Asbestos exposure in the California surface mining industry

On Behalf of | May 17, 2021 | Asbestos |

heavy equipment in a mine

Mining is an industry that is full of hazards. Mining consistently ranks near the top of the list for annual workplace fatalities and injuries in the United States. When most people think of mining-related injuries, they think of things like landslides, explosions and cave-ins. If you are a California miner, you should be aware of another hazard that can take decades to manifest – that of exposure to naturally occurring asbestos.

Naturally occurring asbestos

There are a few types of rocks that are commonly found in parts of California that contain asbestos. Asbestos is the name of a family of natural minerals that can be extremely harmful when inhaled.  Serpentine rock is the most common one to contain asbestos, however for example most talc rock is contaminated with asbestos.

Asbestos is best left buried underground. The danger comes from blasting, crushing, and any other activity that creates any dust. This releases asbestos fibers into the air, and anyone within a few miles will breathe it.

This is why workers in the surface mining industry need to be particularly careful to use proper safety equipment, in order to avoid breathing in these harmful fibers. Even short-term exposure to asbestos fibers in the lungs can eventually lead to a type of cancer called mesothelioma.
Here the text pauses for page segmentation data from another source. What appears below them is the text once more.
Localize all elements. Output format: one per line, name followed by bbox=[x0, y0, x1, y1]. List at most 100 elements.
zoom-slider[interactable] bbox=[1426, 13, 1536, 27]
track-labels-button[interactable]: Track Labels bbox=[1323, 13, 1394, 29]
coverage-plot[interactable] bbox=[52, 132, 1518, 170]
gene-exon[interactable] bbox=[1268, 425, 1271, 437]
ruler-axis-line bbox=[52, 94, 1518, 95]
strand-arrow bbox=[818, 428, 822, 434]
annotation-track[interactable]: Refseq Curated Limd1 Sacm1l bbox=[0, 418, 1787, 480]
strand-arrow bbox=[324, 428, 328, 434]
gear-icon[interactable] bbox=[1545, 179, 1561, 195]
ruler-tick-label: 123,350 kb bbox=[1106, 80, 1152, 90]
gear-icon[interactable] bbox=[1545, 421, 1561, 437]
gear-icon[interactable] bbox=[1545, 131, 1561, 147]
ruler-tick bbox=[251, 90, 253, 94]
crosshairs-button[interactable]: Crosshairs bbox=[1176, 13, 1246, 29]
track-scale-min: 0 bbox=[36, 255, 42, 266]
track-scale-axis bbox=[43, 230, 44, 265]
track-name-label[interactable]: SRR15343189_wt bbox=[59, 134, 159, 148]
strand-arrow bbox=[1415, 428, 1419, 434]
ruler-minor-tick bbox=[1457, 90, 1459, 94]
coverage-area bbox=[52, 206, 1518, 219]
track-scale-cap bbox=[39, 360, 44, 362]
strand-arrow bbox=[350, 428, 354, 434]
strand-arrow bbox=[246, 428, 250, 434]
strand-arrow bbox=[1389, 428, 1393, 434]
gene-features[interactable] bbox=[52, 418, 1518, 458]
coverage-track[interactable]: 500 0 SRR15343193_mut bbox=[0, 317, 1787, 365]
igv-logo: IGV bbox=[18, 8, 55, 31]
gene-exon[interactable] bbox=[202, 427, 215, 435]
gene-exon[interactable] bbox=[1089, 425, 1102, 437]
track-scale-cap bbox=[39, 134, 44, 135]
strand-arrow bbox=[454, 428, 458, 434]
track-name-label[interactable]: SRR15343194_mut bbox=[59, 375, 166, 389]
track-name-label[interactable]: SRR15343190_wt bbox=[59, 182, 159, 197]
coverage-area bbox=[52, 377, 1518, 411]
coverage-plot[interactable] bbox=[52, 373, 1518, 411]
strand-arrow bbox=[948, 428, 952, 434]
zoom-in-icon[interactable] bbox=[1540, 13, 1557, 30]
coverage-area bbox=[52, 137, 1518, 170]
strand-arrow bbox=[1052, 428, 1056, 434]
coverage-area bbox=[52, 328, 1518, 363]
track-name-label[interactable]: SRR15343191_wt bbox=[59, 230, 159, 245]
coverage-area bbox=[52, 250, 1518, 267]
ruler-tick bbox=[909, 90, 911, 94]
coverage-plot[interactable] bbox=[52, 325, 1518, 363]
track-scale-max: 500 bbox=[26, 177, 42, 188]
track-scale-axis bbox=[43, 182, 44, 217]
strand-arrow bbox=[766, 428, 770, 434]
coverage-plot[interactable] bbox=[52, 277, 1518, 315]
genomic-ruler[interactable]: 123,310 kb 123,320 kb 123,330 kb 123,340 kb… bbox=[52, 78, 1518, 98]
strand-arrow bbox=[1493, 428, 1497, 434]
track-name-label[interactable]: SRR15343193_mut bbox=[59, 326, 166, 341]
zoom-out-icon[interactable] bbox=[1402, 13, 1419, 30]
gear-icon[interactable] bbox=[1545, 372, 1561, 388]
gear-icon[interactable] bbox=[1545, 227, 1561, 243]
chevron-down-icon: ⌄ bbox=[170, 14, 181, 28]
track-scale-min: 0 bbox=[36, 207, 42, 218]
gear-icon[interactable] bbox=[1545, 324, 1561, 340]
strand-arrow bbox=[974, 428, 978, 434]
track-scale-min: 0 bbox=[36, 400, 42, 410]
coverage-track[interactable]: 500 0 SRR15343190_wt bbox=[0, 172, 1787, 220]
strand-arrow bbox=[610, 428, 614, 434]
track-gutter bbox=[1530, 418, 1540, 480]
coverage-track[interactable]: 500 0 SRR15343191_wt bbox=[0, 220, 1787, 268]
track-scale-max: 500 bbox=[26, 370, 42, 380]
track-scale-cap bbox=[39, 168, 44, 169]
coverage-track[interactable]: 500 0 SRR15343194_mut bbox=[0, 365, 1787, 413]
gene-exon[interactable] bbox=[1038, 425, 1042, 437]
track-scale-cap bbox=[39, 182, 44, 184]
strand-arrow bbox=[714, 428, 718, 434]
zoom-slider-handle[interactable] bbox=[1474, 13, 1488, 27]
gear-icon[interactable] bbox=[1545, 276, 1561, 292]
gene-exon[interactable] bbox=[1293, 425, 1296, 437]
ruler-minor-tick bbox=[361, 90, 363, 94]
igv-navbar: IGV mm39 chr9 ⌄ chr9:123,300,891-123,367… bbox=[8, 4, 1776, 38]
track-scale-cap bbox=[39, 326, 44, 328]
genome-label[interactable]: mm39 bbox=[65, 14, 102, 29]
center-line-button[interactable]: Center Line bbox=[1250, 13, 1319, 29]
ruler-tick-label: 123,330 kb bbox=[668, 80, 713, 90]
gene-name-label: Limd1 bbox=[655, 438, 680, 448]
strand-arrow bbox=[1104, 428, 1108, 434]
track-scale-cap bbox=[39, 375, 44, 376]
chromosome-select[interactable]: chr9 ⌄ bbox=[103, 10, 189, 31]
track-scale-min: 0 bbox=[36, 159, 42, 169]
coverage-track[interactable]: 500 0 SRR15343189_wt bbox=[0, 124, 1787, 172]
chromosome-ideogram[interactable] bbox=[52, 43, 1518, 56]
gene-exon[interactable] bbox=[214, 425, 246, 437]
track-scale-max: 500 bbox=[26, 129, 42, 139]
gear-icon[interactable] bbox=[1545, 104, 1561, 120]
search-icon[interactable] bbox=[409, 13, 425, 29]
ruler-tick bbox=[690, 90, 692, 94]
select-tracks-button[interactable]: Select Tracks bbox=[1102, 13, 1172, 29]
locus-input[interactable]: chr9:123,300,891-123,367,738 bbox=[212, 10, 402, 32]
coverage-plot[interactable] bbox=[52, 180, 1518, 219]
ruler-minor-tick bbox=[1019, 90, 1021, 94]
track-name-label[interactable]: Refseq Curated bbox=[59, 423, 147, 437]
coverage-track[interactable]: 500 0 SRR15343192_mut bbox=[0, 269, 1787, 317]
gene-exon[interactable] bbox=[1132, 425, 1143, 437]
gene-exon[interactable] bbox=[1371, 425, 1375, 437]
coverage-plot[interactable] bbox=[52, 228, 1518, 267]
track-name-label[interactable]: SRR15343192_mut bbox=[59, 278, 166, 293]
California safety regulations

The California State Legislature and other state agencies have taken a number of steps to help protect the safety of construction workers and miners, as these two groups are the most likely to encounter naturally occurring asbestos in California.

For example, there are Airborne Toxic Control Measures (ATCMs) in place to protect the health of miners. Among other things, these ATCMs require that employers who run mining operations ensure that the amount of asbestos fibers in the air not exceed a certain dangerous amount.

The government established these limitations to make sure that, in a typical 8-hour day, a California miner isn’t exposed to any more asbestos than is absolutely necessary to do their job. Even with all of these precautions in place, however, miners can still suffer the effects of asbestos exposure, such as mesothelioma.